Jason Ankeny has written a profile of McCoy, noting that Charlie and his brother Joe were versatile musicians often accompanying some of the leading performers of the era.
McCoy was born on May 26, 1909, in Jackson and was a self-taught guitarist and mandolinist who recorded regularly in the late 1920s, most notably with Ishmon Bracey, Tommony Johnson, Walter Vincson, the Mississippi Sheiks, Rubin Lacy, Son Spand, and many other bluesmen and women of the Delta.
By the mid-1930s, he backed his sister-in-law, Memphis Minnie, with his high tenor voice, although this was something he was less inclined to do, preferring to remain in the background. According to Ankeny, among McCoy’s “scattered first sessions is the first known recorded rendition of the song that eventually became ‘Sweet Home Chicago.’”
McCoy had several recording sessions between 1936 and 1939 with groups such as Papa Charlie’s Boys (a reference to his nickname) and, curiously, a group called the Harlem Hamfats, which also featured his brother Joe.
The advent of World War II curtailed McCoy’s recording career and he made no more records after 1942. He died eight years later on July 26, 1950, in Chicago. No details are available about the cause of death.
It would be remiss not to include Charlie’s older brother, who became known as Kansas Joe, in this profile. He was born Wilbur “Joe” McCoy on May 11, 1905, in Raymond, Mississippi. Memphis Minnie was Joe’s wife, herself a fine guitarist and singer.

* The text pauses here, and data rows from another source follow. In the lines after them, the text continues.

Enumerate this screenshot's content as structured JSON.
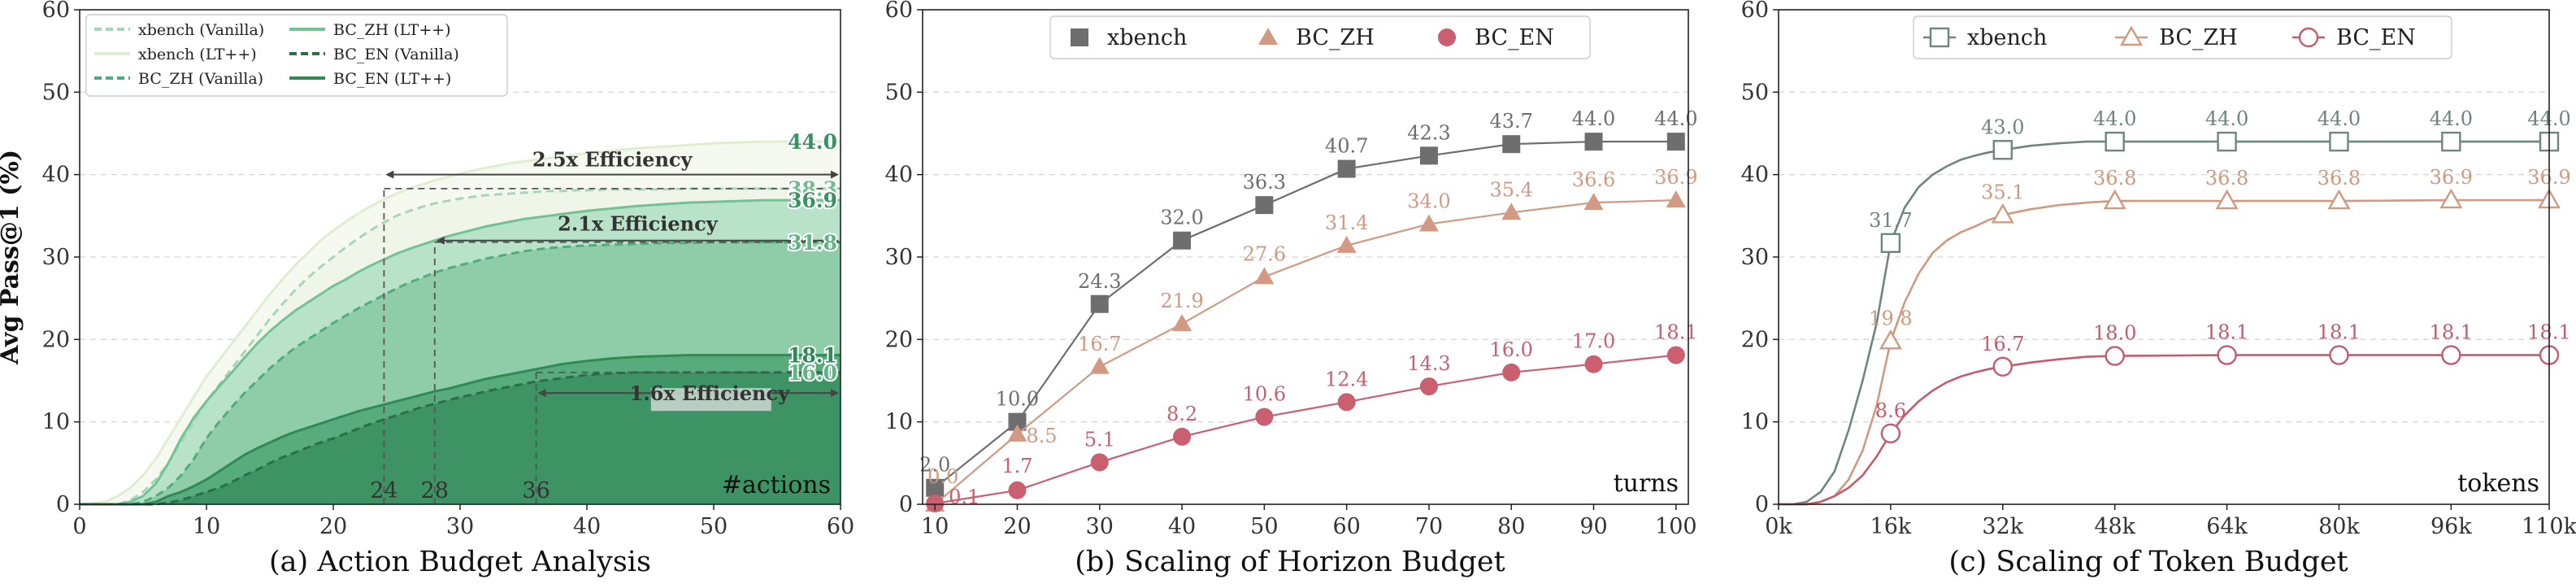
{
  "chart_data": [
    {
      "type": "area",
      "caption": "(a) Action Budget Analysis",
      "ylabel": "Avg Pass@1 (%)",
      "corner_label": "#actions",
      "xlim": [
        0,
        60
      ],
      "ylim": [
        0,
        60
      ],
      "xticks": [
        0,
        10,
        20,
        30,
        40,
        50,
        60
      ],
      "yticks": [
        0,
        10,
        20,
        30,
        40,
        50,
        60
      ],
      "grid": "horizontal-dashed",
      "legend_position": "top-left",
      "x": [
        0,
        2,
        3,
        4,
        5,
        6,
        7,
        8,
        9,
        10,
        11,
        12,
        13,
        14,
        15,
        16,
        17,
        18,
        19,
        20,
        21,
        22,
        23,
        24,
        25,
        26,
        27,
        28,
        29,
        30,
        31,
        32,
        33,
        34,
        35,
        36,
        37,
        38,
        39,
        40,
        42,
        44,
        46,
        48,
        50,
        52,
        54,
        56,
        58,
        60
      ],
      "series": [
        {
          "name": "xbench (Vanilla)",
          "style": "dashed",
          "fill": "#eef5e8",
          "line": "#a8d4bb",
          "values": [
            0,
            0,
            0,
            0.5,
            1.5,
            3,
            5,
            7.5,
            10,
            12.5,
            14.5,
            16.5,
            18.5,
            20.5,
            22.5,
            24.3,
            26,
            27.5,
            28.8,
            30,
            31.2,
            32.3,
            33.3,
            34.2,
            35,
            35.6,
            36.1,
            36.5,
            36.8,
            37.1,
            37.3,
            37.5,
            37.6,
            37.7,
            37.8,
            37.9,
            38,
            38,
            38.1,
            38.1,
            38.2,
            38.2,
            38.2,
            38.3,
            38.3,
            38.3,
            38.3,
            38.3,
            38.3,
            38.3
          ]
        },
        {
          "name": "xbench (LT++)",
          "style": "solid",
          "fill": "#f5f9ef",
          "line": "#dfeecf",
          "values": [
            0,
            0.3,
            1,
            2,
            3.5,
            5.5,
            8,
            10.5,
            13,
            15.5,
            17.5,
            19.5,
            21.5,
            23.5,
            25.5,
            27.3,
            29,
            30.5,
            32,
            33.2,
            34.3,
            35.3,
            36.2,
            37,
            37.7,
            38.3,
            38.8,
            39.3,
            39.7,
            40.1,
            40.5,
            40.8,
            41.1,
            41.4,
            41.6,
            41.8,
            42,
            42.2,
            42.4,
            42.6,
            42.9,
            43.2,
            43.4,
            43.6,
            43.8,
            43.9,
            44,
            44,
            44,
            44
          ]
        },
        {
          "name": "BC_ZH (Vanilla)",
          "style": "dashed",
          "fill": "#8ccba6",
          "line": "#4fac7c",
          "values": [
            0,
            0,
            0,
            0,
            0.3,
            1,
            2,
            3.5,
            5.5,
            8,
            10,
            11.8,
            13.5,
            15,
            16.5,
            17.8,
            19,
            20,
            21,
            22,
            22.9,
            23.8,
            24.6,
            25.4,
            26.2,
            26.9,
            27.5,
            28.1,
            28.6,
            29,
            29.4,
            29.8,
            30.1,
            30.4,
            30.7,
            30.9,
            31.1,
            31.2,
            31.3,
            31.4,
            31.5,
            31.6,
            31.7,
            31.7,
            31.8,
            31.8,
            31.8,
            31.8,
            31.8,
            31.8
          ]
        },
        {
          "name": "BC_ZH (LT++)",
          "style": "solid",
          "fill": "#b5e1c6",
          "line": "#72c394",
          "values": [
            0,
            0,
            0,
            0.3,
            1,
            2.5,
            5,
            8,
            10.5,
            12.5,
            14.3,
            16,
            17.8,
            19.5,
            21,
            22.3,
            23.5,
            24.5,
            25.5,
            26.5,
            27.3,
            28.2,
            29,
            29.7,
            30.4,
            31,
            31.5,
            32,
            32.5,
            32.9,
            33.3,
            33.7,
            34,
            34.3,
            34.6,
            34.8,
            35,
            35.2,
            35.4,
            35.6,
            35.9,
            36.2,
            36.4,
            36.6,
            36.7,
            36.8,
            36.9,
            36.9,
            36.9,
            36.9
          ]
        },
        {
          "name": "BC_EN (Vanilla)",
          "style": "dashed",
          "fill": "#3c9162",
          "line": "#2a6e4a",
          "values": [
            0,
            0,
            0,
            0,
            0,
            0,
            0.2,
            0.5,
            1,
            1.5,
            2,
            2.7,
            3.5,
            4.2,
            5,
            5.7,
            6.3,
            6.9,
            7.5,
            8,
            8.6,
            9.2,
            9.8,
            10.3,
            10.8,
            11.3,
            11.8,
            12.2,
            12.6,
            13,
            13.3,
            13.7,
            14,
            14.3,
            14.6,
            14.9,
            15.1,
            15.3,
            15.5,
            15.7,
            15.9,
            16,
            16,
            16,
            16,
            16,
            16,
            16,
            16,
            16
          ]
        },
        {
          "name": "BC_EN (LT++)",
          "style": "solid",
          "fill": "#55a97a",
          "line": "#2f8a56",
          "values": [
            0,
            0,
            0,
            0,
            0,
            0.3,
            1,
            1.5,
            2.2,
            3,
            4,
            5,
            6,
            6.8,
            7.5,
            8.2,
            8.8,
            9.3,
            9.8,
            10.3,
            10.8,
            11.3,
            11.7,
            12.1,
            12.5,
            12.9,
            13.3,
            13.7,
            14,
            14.4,
            14.8,
            15.2,
            15.5,
            15.8,
            16.1,
            16.4,
            16.7,
            17,
            17.2,
            17.4,
            17.7,
            17.9,
            18,
            18.1,
            18.1,
            18.1,
            18.1,
            18.1,
            18.1,
            18.1
          ]
        }
      ],
      "end_labels": [
        {
          "text": "44.0",
          "y": 44.0,
          "color": "#3c9162"
        },
        {
          "text": "38.3",
          "y": 38.3,
          "color": "#6fbf90"
        },
        {
          "text": "36.9",
          "y": 36.9,
          "color": "#3c9162"
        },
        {
          "text": "31.8",
          "y": 31.8,
          "color": "#5fb486"
        },
        {
          "text": "18.1",
          "y": 18.1,
          "color": "#2f8a56"
        },
        {
          "text": "16.0",
          "y": 16.0,
          "color": "#5fb486"
        }
      ],
      "annotations": [
        {
          "text": "2.5x Efficiency",
          "x_from": 24,
          "x_to": 60,
          "y": 40,
          "guide_y": 38.3
        },
        {
          "text": "2.1x Efficiency",
          "x_from": 28,
          "x_to": 60,
          "y": 32,
          "guide_y": 31.8
        },
        {
          "text": "1.6x Efficiency",
          "x_from": 36,
          "x_to": 60,
          "y": 13.5,
          "guide_y": 16.0
        }
      ],
      "marker_ticks": [
        {
          "text": "24",
          "x": 24
        },
        {
          "text": "28",
          "x": 28
        },
        {
          "text": "36",
          "x": 36
        }
      ]
    },
    {
      "type": "line",
      "caption": "(b) Scaling of Horizon Budget",
      "corner_label": "turns",
      "xlim": [
        8.5,
        101.5
      ],
      "ylim": [
        0,
        60
      ],
      "xticks": [
        10,
        20,
        30,
        40,
        50,
        60,
        70,
        80,
        90,
        100
      ],
      "yticks": [
        0,
        10,
        20,
        30,
        40,
        50,
        60
      ],
      "grid": "horizontal-dashed",
      "legend_position": "top-center",
      "x": [
        10,
        20,
        30,
        40,
        50,
        60,
        70,
        80,
        90,
        100
      ],
      "series": [
        {
          "name": "xbench",
          "color": "#6e6e6e",
          "marker": "square",
          "values": [
            2.0,
            10.0,
            24.3,
            32.0,
            36.3,
            40.7,
            42.3,
            43.7,
            44.0,
            44.0
          ],
          "labels": [
            "2.0",
            "10.0",
            "24.3",
            "32.0",
            "36.3",
            "40.7",
            "42.3",
            "43.7",
            "44.0",
            "44.0"
          ]
        },
        {
          "name": "BC_ZH",
          "color": "#d29a83",
          "marker": "triangle",
          "values": [
            0.0,
            8.5,
            16.7,
            21.9,
            27.6,
            31.4,
            34.0,
            35.4,
            36.6,
            36.9
          ],
          "labels": [
            "0.0",
            "8.5",
            "16.7",
            "21.9",
            "27.6",
            "31.4",
            "34.0",
            "35.4",
            "36.6",
            "36.9"
          ]
        },
        {
          "name": "BC_EN",
          "color": "#c95f6f",
          "marker": "circle",
          "values": [
            0.1,
            1.7,
            5.1,
            8.2,
            10.6,
            12.4,
            14.3,
            16.0,
            17.0,
            18.1
          ],
          "labels": [
            "0.1",
            "1.7",
            "5.1",
            "8.2",
            "10.6",
            "12.4",
            "14.3",
            "16.0",
            "17.0",
            "18.1"
          ]
        }
      ]
    },
    {
      "type": "line",
      "caption": "(c) Scaling of Token Budget",
      "corner_label": "tokens",
      "xlim": [
        0,
        110
      ],
      "ylim": [
        0,
        60
      ],
      "xticks": [
        0,
        16,
        32,
        48,
        64,
        80,
        96,
        110
      ],
      "xtick_labels": [
        "0k",
        "16k",
        "32k",
        "48k",
        "64k",
        "80k",
        "96k",
        "110k"
      ],
      "yticks": [
        0,
        10,
        20,
        30,
        40,
        50,
        60
      ],
      "grid": "horizontal-dashed",
      "legend_position": "top-center",
      "series": [
        {
          "name": "xbench",
          "color": "#6f8580",
          "marker": "square-open",
          "x": [
            0,
            2,
            4,
            6,
            8,
            10,
            12,
            14,
            16,
            18,
            20,
            22,
            24,
            26,
            28,
            30,
            32,
            36,
            40,
            44,
            48,
            64,
            80,
            96,
            110
          ],
          "values": [
            0,
            0,
            0.3,
            1.5,
            4,
            9,
            15,
            22,
            31.7,
            36,
            38.5,
            40,
            41,
            41.8,
            42.3,
            42.7,
            43.0,
            43.5,
            43.8,
            44,
            44,
            44,
            44,
            44,
            44
          ],
          "marker_x": [
            16,
            32,
            48,
            64,
            80,
            96,
            110
          ],
          "marker_values": [
            31.7,
            43.0,
            44.0,
            44.0,
            44.0,
            44.0,
            44.0
          ],
          "labels": [
            "31.7",
            "43.0",
            "44.0",
            "44.0",
            "44.0",
            "44.0",
            "44.0"
          ]
        },
        {
          "name": "BC_ZH",
          "color": "#cf9a80",
          "marker": "triangle-open",
          "x": [
            0,
            4,
            6,
            8,
            10,
            12,
            14,
            16,
            18,
            20,
            22,
            24,
            26,
            28,
            30,
            32,
            36,
            40,
            44,
            48,
            64,
            80,
            96,
            110
          ],
          "values": [
            0,
            0,
            0.3,
            1,
            3,
            6.5,
            12,
            19.8,
            24.5,
            28,
            30.5,
            32,
            33,
            33.7,
            34.5,
            35.1,
            35.8,
            36.3,
            36.6,
            36.8,
            36.8,
            36.8,
            36.9,
            36.9
          ],
          "marker_x": [
            16,
            32,
            48,
            64,
            80,
            96,
            110
          ],
          "marker_values": [
            19.8,
            35.1,
            36.8,
            36.8,
            36.8,
            36.9,
            36.9
          ],
          "labels": [
            "19.8",
            "35.1",
            "36.8",
            "36.8",
            "36.8",
            "36.9",
            "36.9"
          ]
        },
        {
          "name": "BC_EN",
          "color": "#c45c6c",
          "marker": "circle-open",
          "x": [
            0,
            4,
            6,
            8,
            10,
            12,
            14,
            16,
            18,
            20,
            22,
            24,
            26,
            28,
            30,
            32,
            36,
            40,
            44,
            48,
            64,
            80,
            96,
            110
          ],
          "values": [
            0,
            0,
            0.3,
            1,
            2,
            3.5,
            5.8,
            8.6,
            10.8,
            12.5,
            13.8,
            14.8,
            15.5,
            16,
            16.4,
            16.7,
            17.2,
            17.6,
            17.9,
            18.0,
            18.1,
            18.1,
            18.1,
            18.1
          ],
          "marker_x": [
            16,
            32,
            48,
            64,
            80,
            96,
            110
          ],
          "marker_values": [
            8.6,
            16.7,
            18.0,
            18.1,
            18.1,
            18.1,
            18.1
          ],
          "labels": [
            "8.6",
            "16.7",
            "18.0",
            "18.1",
            "18.1",
            "18.1",
            "18.1"
          ]
        }
      ]
    }
  ]
}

The couple had a hit recording, “Bumble Bee,” in 1930. When they moved to Chicago, they were at the fulcrum of the blues scene in the city.

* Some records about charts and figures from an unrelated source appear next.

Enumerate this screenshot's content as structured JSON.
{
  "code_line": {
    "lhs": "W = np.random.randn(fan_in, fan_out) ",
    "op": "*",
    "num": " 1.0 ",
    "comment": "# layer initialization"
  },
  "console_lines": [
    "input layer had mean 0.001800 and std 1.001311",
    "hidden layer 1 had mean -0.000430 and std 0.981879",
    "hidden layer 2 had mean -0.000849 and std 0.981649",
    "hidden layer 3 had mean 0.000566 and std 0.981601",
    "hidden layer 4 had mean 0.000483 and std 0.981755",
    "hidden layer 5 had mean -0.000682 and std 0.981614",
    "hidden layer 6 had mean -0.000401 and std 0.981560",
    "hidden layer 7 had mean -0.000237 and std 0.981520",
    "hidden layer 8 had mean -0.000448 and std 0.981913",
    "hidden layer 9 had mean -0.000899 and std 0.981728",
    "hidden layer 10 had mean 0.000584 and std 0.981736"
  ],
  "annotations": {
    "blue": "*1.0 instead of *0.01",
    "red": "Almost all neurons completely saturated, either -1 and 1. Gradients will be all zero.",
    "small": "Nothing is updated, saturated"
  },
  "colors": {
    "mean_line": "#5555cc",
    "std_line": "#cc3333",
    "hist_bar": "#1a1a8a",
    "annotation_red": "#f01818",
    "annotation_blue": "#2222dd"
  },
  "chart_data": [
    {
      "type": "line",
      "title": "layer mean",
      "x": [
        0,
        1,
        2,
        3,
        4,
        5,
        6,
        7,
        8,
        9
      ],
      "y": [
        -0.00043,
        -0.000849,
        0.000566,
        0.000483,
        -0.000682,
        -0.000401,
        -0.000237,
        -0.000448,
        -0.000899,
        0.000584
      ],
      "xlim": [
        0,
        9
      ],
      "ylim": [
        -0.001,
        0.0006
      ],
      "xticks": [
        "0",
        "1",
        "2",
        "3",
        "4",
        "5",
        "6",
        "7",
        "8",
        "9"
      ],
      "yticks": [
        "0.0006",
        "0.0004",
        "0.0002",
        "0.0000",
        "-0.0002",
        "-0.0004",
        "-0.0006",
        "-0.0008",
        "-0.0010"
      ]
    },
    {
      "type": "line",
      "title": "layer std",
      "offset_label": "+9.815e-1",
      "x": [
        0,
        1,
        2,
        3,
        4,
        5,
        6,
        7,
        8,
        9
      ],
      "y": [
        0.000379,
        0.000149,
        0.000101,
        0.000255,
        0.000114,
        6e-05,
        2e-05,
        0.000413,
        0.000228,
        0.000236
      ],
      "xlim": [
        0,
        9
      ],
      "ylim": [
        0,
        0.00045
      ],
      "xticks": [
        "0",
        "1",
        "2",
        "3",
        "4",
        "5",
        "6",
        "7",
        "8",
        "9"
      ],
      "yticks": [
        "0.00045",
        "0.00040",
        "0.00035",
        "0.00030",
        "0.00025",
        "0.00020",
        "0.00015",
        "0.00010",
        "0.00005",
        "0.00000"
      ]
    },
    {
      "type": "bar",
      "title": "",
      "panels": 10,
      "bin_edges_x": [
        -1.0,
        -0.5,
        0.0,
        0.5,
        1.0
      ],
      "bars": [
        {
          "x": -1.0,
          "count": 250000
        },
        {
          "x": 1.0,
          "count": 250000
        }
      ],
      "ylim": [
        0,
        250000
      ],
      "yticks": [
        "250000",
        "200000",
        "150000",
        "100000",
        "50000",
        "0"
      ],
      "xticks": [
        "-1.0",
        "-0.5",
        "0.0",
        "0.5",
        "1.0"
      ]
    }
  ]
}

After their divorce, Joe teamed up with his brother and formed the Harlem Hamfats. In 1936, they released “The Weed Smoker’s Dream,” a song they later refined and retitled “Why Don’t You Do Right?” for vocalist Lil Green in 1941. Benny Good and Peggy Lee covered the song and it became Lee’s first hit single. For years, it has been an enduring standard for McCoy.
While Charlie entered the military, Joe’s heart condition kept him out of it. Meanwhile, he formed a band, Big Joe and his Rhythm, featuring Robert Nighthawk on harmonica and Charlie later on mandolin.
Joe died of heart disease in Chicago in 1950, at 44, only a few months before Charlie died. They are both buried in Restvale Cemetery in Alsip, Illinois.